Не только потому, что уход за раковой больной был бы мне в тягость. Думаю, что нет. По крайней мере, запахи меня не пугали.
Если я с детства привык таскать воняющего блевотиной отца, ожидая ремня в награду — то мне бы не составило труда ухаживать за умирающей любимой мамой.
Нет, я просто не хотел видеть процесс маминого угасания. Зная, что если допустить это на своих глазах, то превращение человека в остаток сотрет из живой памяти мою прежнюю маму. Светлую и ясную, с лучистыми голубыми глазами…
И я решил уехать в Академию.
«Бежать», — как не преминули осудить меня знавшие нашу семью обыватели.
Никто бы из них не понял истинных причин моего отъезда.
А между тем сама мама изо всех сил настаивала, чтобы из-за ее «недомогания» я не нарушал планов и не жертвовал своими недюжинными способностями.
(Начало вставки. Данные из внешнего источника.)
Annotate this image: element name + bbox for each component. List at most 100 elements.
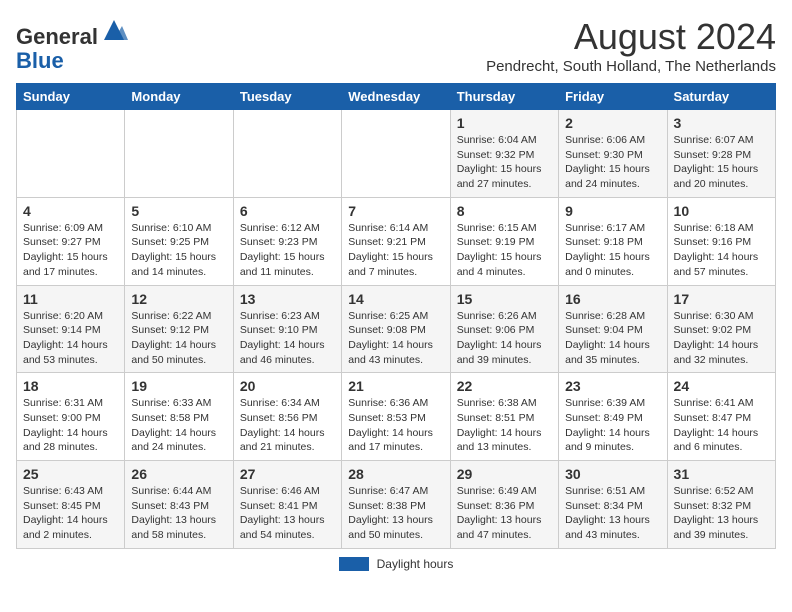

Она продолжала верить в меня — ее «помешанного», но выдающегося сына.
Возможно, она и сама не хотела умирать на моих глазах.
К тому же я знал, что при любой болезни одним из лучших лекарств служат положительные эмоции.
Я чувствовал, что ей будет спокойнее уходить, зная, что ее выдающийся сын пристроен и учится в столице на художника.
Уверен, мысль о том, что я растрачиваю время и притупляю свой талант около нее, была бы ей самой невыносима.
В доме имелись деньги; не представлял проблем ни наем сиделки, ни необходимые через некоторое время — я знал это! — уколы морфия.
Все могло обойтись без меня.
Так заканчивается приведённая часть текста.